De nombreux résidents possédant des documents prouvant leur résidence avant 2000 sont désireux de répondre à la promesse d’Adani de créer de nouveaux logements plus spacieux dans la région.

« Le développement est bon », a déclaré Cheikh Shahin Banu, une veuve de 53 ans qui dépend du salaire de son fils comme ouvrier du cuir et souhaite rester à Dharavi. « Il est situé au centre. . . tous mes proches sont ici.

Des gens dans un étal de légumes à Dharavi
Certains habitants de Dharavi sont incertains quant au projet, mais d’autres sont enthousiastes à l’idée de logements plus spacieux. © Dhiraj Singh/FT

Pour la majorité qui, comme Mohammad Shakib, est confrontée à la délocalisation, le gouvernement du Maharashtra a récemment approuvé l’acquisition de près de 400 acres de terrain sur un marais salant et une décharge dans la banlieue nord-est de Mumbai, une zone que Vinod Shetty, un avocat spécialisé dans les droits de l’homme, a déclaré comme étant « » pas habitable ».

Le projet consistait en fait à « faire table rase » d’une zone précieuse proche du quartier des affaires de BKC, puis à « la remettre à quelqu’un qui est proche du gouvernement », a déclaré Shetty.

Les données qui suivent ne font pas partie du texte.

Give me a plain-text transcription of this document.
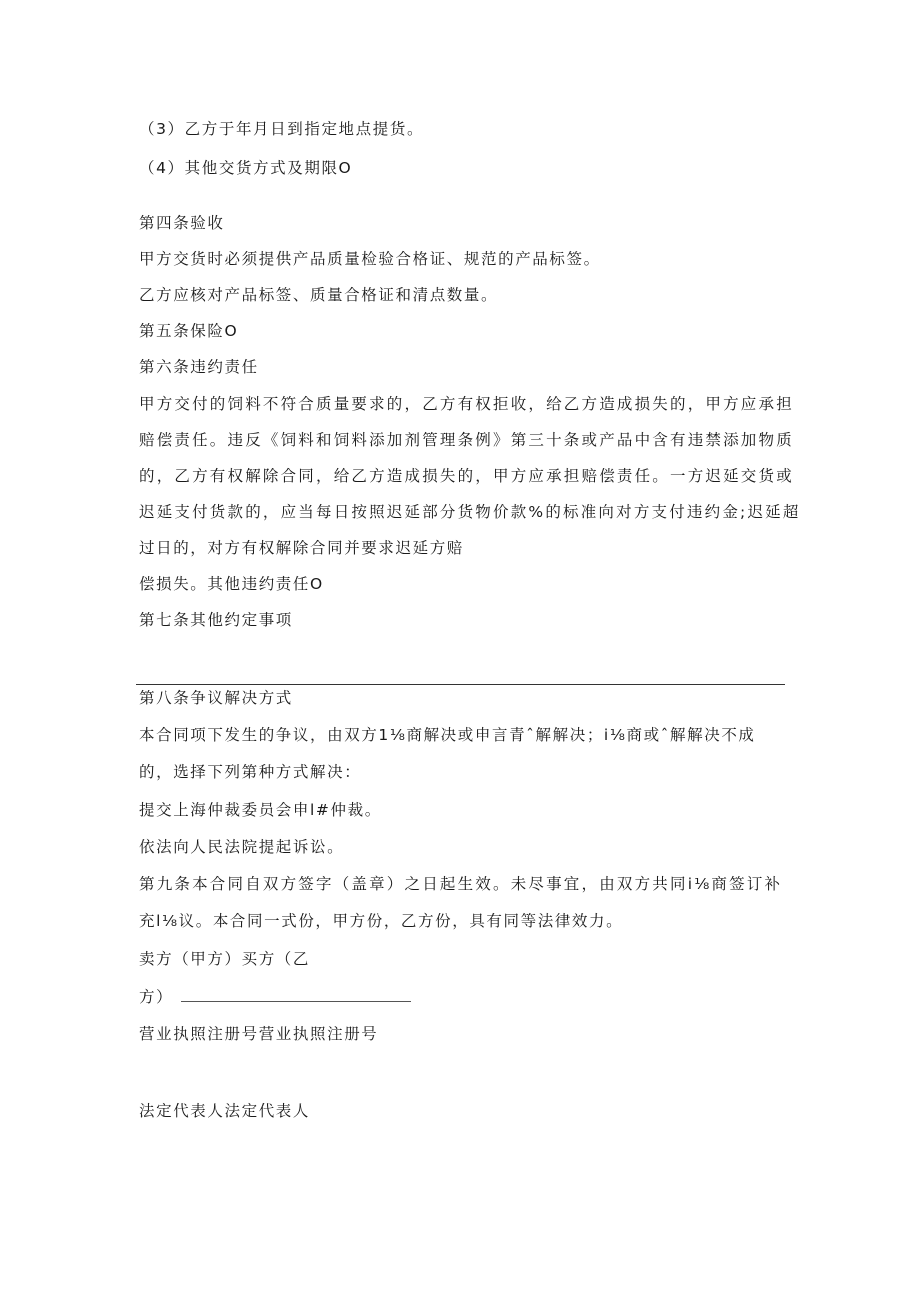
（3）乙方于年月日到指定地点提货。
（4）其他交货方式及期限O
第四条验收
甲方交货时必须提供产品质量检验合格证、规范的产品标签。
乙方应核对产品标签、质量合格证和清点数量。
第五条保险O
第六条违约责任
甲方交付的饲料不符合质量要求的，乙方有权拒收，给乙方造成损失的，甲方应承担
赔偿责任。违反《饲料和饲料添加剂管理条例》第三十条或产品中含有违禁添加物质
的，乙方有权解除合同，给乙方造成损失的，甲方应承担赔偿责任。一方迟延交货或
迟延支付货款的，应当每日按照迟延部分货物价款%的标准向对方支付违约金;迟延超
过日的，对方有权解除合同并要求迟延方赔
偿损失。其他违约责任O
第七条其他约定事项
第八条争议解决方式
本合同项下发生的争议，由双方1⅛商解决或申言青ˆ解解决；i⅛商或ˆ解解决不成
的，选择下列第种方式解决：
提交上海仲裁委员会申l#仲裁。
依法向人民法院提起诉讼。
第九条本合同自双方签字（盖章）之日起生效。未尽事宜，由双方共同i⅛商签订补
充l⅛议。本合同一式份，甲方份，乙方份，具有同等法律效力。
卖方（甲方）买方（乙
方）
营业执照注册号营业执照注册号
法定代表人法定代表人
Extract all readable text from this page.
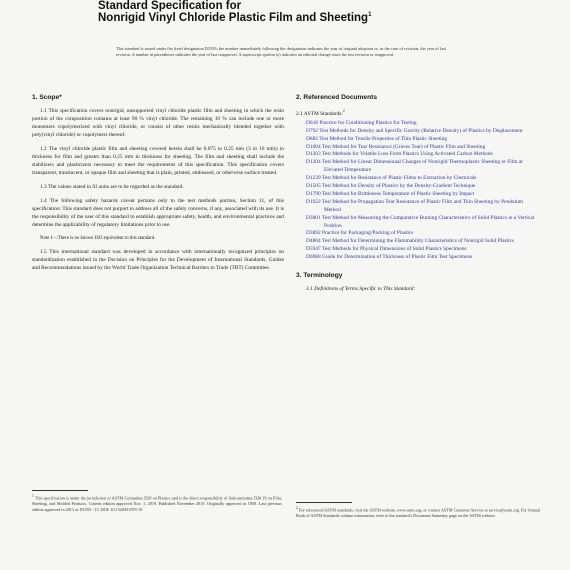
Standard Specification for
Nonrigid Vinyl Chloride Plastic Film and Sheeting$^1$
This standard is issued under the fixed designation D1593; the number immediately following the designation indicates the year of original adoption or, in the case of revision, the year of last revision. A number in parentheses indicates the year of last reapproval. A superscript epsilon (ε) indicates an editorial change since the last revision or reapproval.
1. Scope*

1.1 This specification covers nonrigid, unsupported vinyl chloride plastic film and sheeting in which the resin portion of the composition contains at least 90 % vinyl chloride. The remaining 10 % can include one or more monomers copolymerized with vinyl chloride, or consist of other resins mechanically blended together with poly(vinyl chloride) or copolymers thereof.

1.2 The vinyl chloride plastic film and sheeting covered herein shall be 0.075 to 0.25 mm (3 to 10 mils) in thickness for film and greater than 0.25 mm in thickness for sheeting. The film and sheeting shall include the stabilizers and plasticizers necessary to meet the requirements of this specification. This specification covers transparent, translucent, or opaque film and sheeting that is plain, printed, embossed, or otherwise surface treated.

1.3 The values stated in SI units are to be regarded as the standard.

1.4 The following safety hazards caveat pertains only to the test methods portion, Section 11, of this specification: This standard does not purport to address all of the safety concerns, if any, associated with its use. It is the responsibility of the user of this standard to establish appropriate safety, health, and environmental practices and determine the applicability of regulatory limitations prior to use.

Note 1—There is no known ISO equivalent to this standard.

1.5 This international standard was developed in accordance with internationally recognized principles on standardization established in the Decision on Principles for the Development of International Standards, Guides and Recommendations issued by the World Trade Organization Technical Barriers to Trade (TBT) Committee.

2. Referenced Documents
2.1 ASTM Standards:$^2$
D618 Practice for Conditioning Plastics for Testing
D792 Test Methods for Density and Specific Gravity (Relative Density) of Plastics by Displacement
D882 Test Method for Tensile Properties of Thin Plastic Sheeting
D1004 Test Method for Tear Resistance (Graves Tear) of Plastic Film and Sheeting
D1203 Test Methods for Volatile Loss From Plastics Using Activated Carbon Methods
D1204 Test Method for Linear Dimensional Changes of Nonrigid Thermoplastic Sheeting or Film at Elevated Temperature
D1239 Test Method for Resistance of Plastic Films to Extraction by Chemicals
D1505 Test Method for Density of Plastics by the Density-Gradient Technique
D1790 Test Method for Brittleness Temperature of Plastic Sheeting by Impact
D1922 Test Method for Propagation Tear Resistance of Plastic Film and Thin Sheeting by Pendulum Method
D3801 Test Method for Measuring the Comparative Burning Characteristics of Solid Plastics in a Vertical Position
D3892 Practice for Packaging/Packing of Plastics
D4804 Test Method for Determining the Flammability Characteristics of Nonrigid Solid Plastics
D5947 Test Methods for Physical Dimensions of Solid Plastics Specimens
D6988 Guide for Determination of Thickness of Plastic Film Test Specimens
3. Terminology
3.1 Definitions of Terms Specific to This Standard:
1 This specification is under the jurisdiction of ASTM Committee D20 on Plastics and is the direct responsibility of Subcommittee D20.19 on Film, Sheeting, and Molded Products. Current edition approved Nov. 1, 2019. Published November 2019. Originally approved in 1958. Last previous edition approved in 2013 as D1593 - 13. DOI: 10.1520/D1593-19.	2 For referenced ASTM standards, visit the ASTM website, www.astm.org, or contact ASTM Customer Service at service@astm.org. For Annual Book of ASTM Standards volume information, refer to the standard's Document Summary page on the ASTM website.
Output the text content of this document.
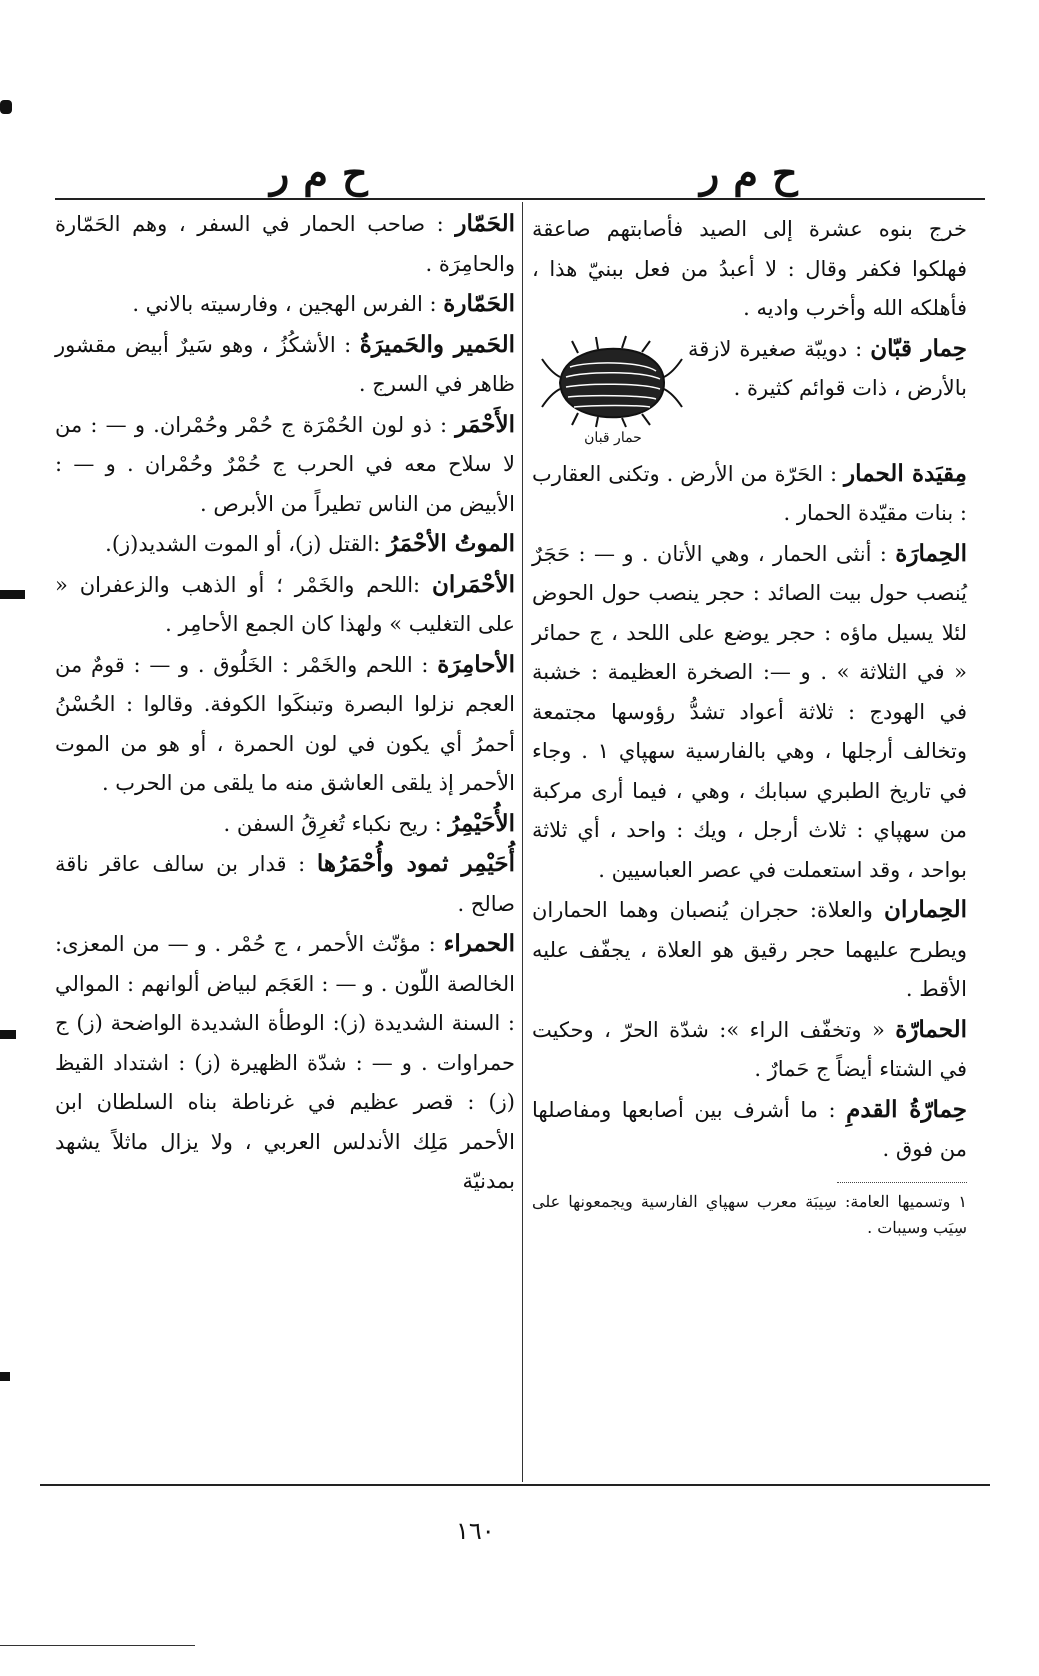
ح م ر
ح م ر

خرج بنوه عشرة إلى الصيد فأصابتهم صاعقة فهلكوا فكفر وقال : لا أعبدُ من فعل ببنيّ هذا ، فأهلكه الله وأخرب واديه .

حمار قبان

حِمار قبّان : دويبّة صغيرة لازقة بالأرض ، ذات قوائم كثيرة .

مِقيَدة الحمار : الحَرّة من الأرض . وتكنى العقارب : بنات مقيّدة الحمار .

الحِمارَة : أنثى الحمار ، وهي الأتان . و — : حَجَرٌ يُنصب حول بيت الصائد : حجر ينصب حول الحوض لئلا يسيل ماؤه : حجر يوضع على اللحد ، ج حمائر « في الثلاثة » . و —: الصخرة العظيمة : خشبة في الهودج : ثلاثة أعواد تشدُّ رؤوسها مجتمعة وتخالف أرجلها ، وهي بالفارسية سهپاي ١ . وجاء في تاريخ الطبري سبابك ، وهي ، فيما أرى مركبة من سهپاي : ثلاث أرجل ، ويك : واحد ، أي ثلاثة بواحد ، وقد استعملت في عصر العباسيين .

الحِماران والعلاة: حجران يُنصبان وهما الحماران ويطرح عليهما حجر رقيق هو العلاة ، يجفّف عليه الأقط .

الحمارّة « وتخفّف الراء »: شدّة الحرّ ، وحكيت في الشتاء أيضاً ج حَمارٌ .

حِمارّةُ القدمِ : ما أشرف بين أصابعها ومفاصلها من فوق .

١ وتسميها العامة: سِيبَة معرب سهپاي الفارسية ويجمعونها على سِيَب وسيبات .

الحَمّار : صاحب الحمار في السفر ، وهم الحَمّارة والحامِرَة .

الحَمّارة : الفرس الهجين ، وفارسيته بالاني .

الحَمير والحَميرَةُ : الأشكُزُ ، وهو سَيرٌ أبيض مقشور ظاهر في السرج .

الأَحْمَر : ذو لون الحُمْرَة ج حُمْر وحُمْران. و — : من لا سلاح معه في الحرب ج حُمْرٌ وحُمْران . و — : الأبيض من الناس تطيراً من الأبرص .

الموتُ الأحْمَرُ :القتل (ز)، أو الموت الشديد(ز).

الأحْمَران :اللحم والخَمْر ؛ أو الذهب والزعفران « على التغليب » ولهذا كان الجمع الأحامِر .

الأحامِرَة : اللحم والخَمْر : الخَلُوق . و — : قومٌ من العجم نزلوا البصرة وتبنكَوا الكوفة. وقالوا : الحُسْنُ أحمرُ أي يكون في لون الحمرة ، أو هو من الموت الأحمر إذ يلقى العاشق منه ما يلقى من الحرب .

الأُحَيْمِرُ : ريح نكباء تُغرِقُ السفن .

أُحَيْمِر ثمود وأُحْمَرُها : قدار بن سالف عاقر ناقة صالح .

الحمراء : مؤنّث الأحمر ، ج حُمْر . و — من المعزى: الخالصة اللّون . و — : العَجَم لبياض ألوانهم : الموالي : السنة الشديدة (ز): الوطأة الشديدة الواضحة (ز) ج حمراوات . و — : شدّة الظهيرة (ز) : اشتداد القيظ (ز) : قصر عظيم في غرناطة بناه السلطان ابن الأحمر مَلِك الأندلس العربي ، ولا يزال ماثلاً يشهد بمدنيّة

١٦٠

Les enquêtes d’Adani visant à vérifier la résidence des résidents ont « rencontré beaucoup d’hostilité », a déclaré un proche du groupe, qui a également accusé certaines personnes d’avoir falsifié des documents pour tenter de prouver qu’elles vivaient là avant 2000.

De nombreuses personnes à Mumbai sont profondément sceptiques quant aux intentions d’Adani, notamment Shaikh Mobinuddin, un homme d’affaires qui a grandi à Dharavi et y possède plusieurs magasins.

« Il rendra les gens inéligibles et les terres seront revendues sur le marché libre de Mumbai », a déclaré Mobinuddin.